Brajanarayan Mohapatra said...

Discussing the problem of corruption in India will never end unless people learn that corruption in any form and shape is immoral and destroys the character of the person,family and society.The future loss far exceeds the immediate gain.This learning should start from home and school.Parents and elders in the family as well as teachers MUST be examples for the youngsters.About the role of the State zero tolerance should be the guiding principle,political favoritism must end including appeasement politics, which is again a corrupt political practice.One wrong can not be corrected by another wrong.So no reservation or preferential treatment to anybody in Government because that also breeds corruption.Ok,good luck India.

Anonymous said...

Excellent article Mr Swapan. The comment is also a hard hitting fact. The so called "mango people" of this country are just numbers along with the cattle of this country. Nothing more. Just run through your daily routine without complaining and become a part of this corrupt system and bear it with tears in the heart silently - then you are a true citizen of this country. Raise a voice you are a traitor. The biggest joke on the people of this country is perpetuated with the walls of the Parliament and State Assemblies. I do not think even God would like to save this country.

Manish Lotwala said...

Its so simple " Lands of Tigers is ruled by bunch of Donkeys" in other words it is better to understand "The punishment of staying away from politics is that you will be ruled by fools".....

नितीन निमकर said...

I am asking a question like Christ, only those who have not committed any sin should throw stones (at Gadakari). Can any Indian say that he never touched Black Money?

Due to the 65 years of Neharuvian socialist, leftist policies we have created ample opportunities to create black money. By one estimate 60% of our economy is in Black. It is bound to compete,cooperate with white economy. This is the reason why many people are saying that what Mr. Gadakari did are usual business practices. Now it is only a question whether Mr. Gadakari should have done that. But one should understand that he never thought that, one day he will be the Chief of BJP. He was doing his social business thing. The moment you do the business you are bound to get in touch with black money. That is not a secret in India.

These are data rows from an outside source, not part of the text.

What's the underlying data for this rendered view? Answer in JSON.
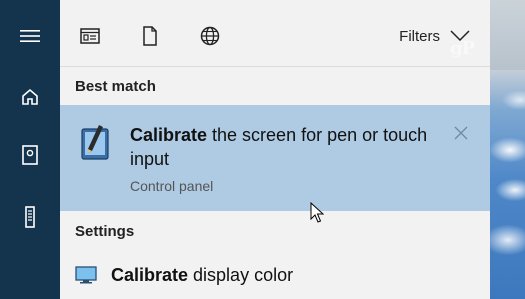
{
  "rail": {
    "icons": [
      "hamburger-icon",
      "home-icon",
      "notebook-icon",
      "tower-icon"
    ]
  },
  "toolbar": {
    "icons": [
      "apps-icon",
      "documents-icon",
      "web-icon"
    ],
    "filters_label": "Filters"
  },
  "best_match": {
    "section_label": "Best match",
    "title_bold": "Calibrate",
    "title_rest": " the screen for pen or touch input",
    "subtitle": "Control panel",
    "highlight_color": "#aecbe3"
  },
  "settings": {
    "section_label": "Settings",
    "items": [
      {
        "bold": "Calibrate",
        "rest": " display color",
        "icon": "monitor-icon"
      }
    ]
  },
  "watermark": "gP",
  "colors": {
    "rail": "#14344d",
    "panel": "#f2f2f2",
    "highlight": "#aecbe3"
  }
}
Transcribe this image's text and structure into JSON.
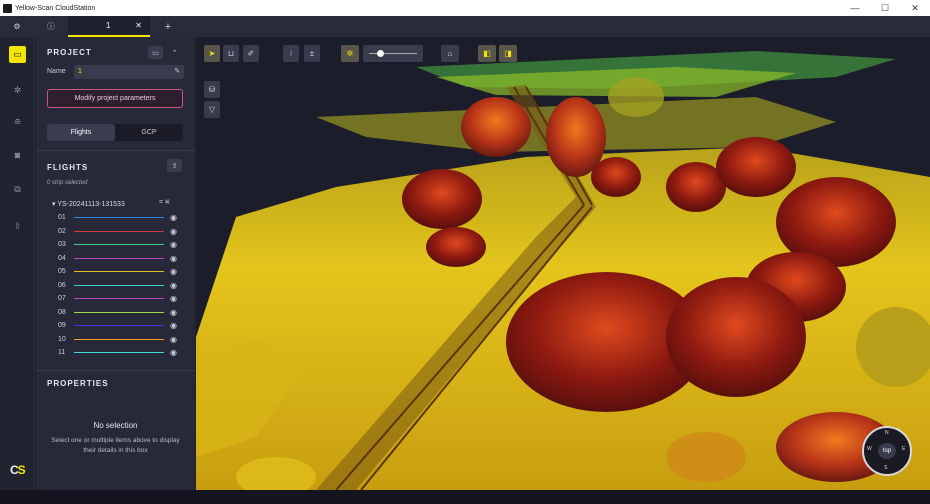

Answer to this problem is more ideological. Are we ready for more reforms on the basis of true and liberal and open capitalism? Unfortunately the answer is no. Unless we change 65 years baggage of socialism from our adminstrative policies,politics,writings,culture, thought process, Theater and Media we cannot reform.

Whatever Manmohan Sing and Congress did in 1991 was due to the crisis. After initial phase of reforms he stopped due to Congress's internal pressure.

Sonia Gandhi is following the same 65 year old failed socialism fooling poor semi literate Indians. Even BJP is no clear on this. Till then we have to suffer with this plague.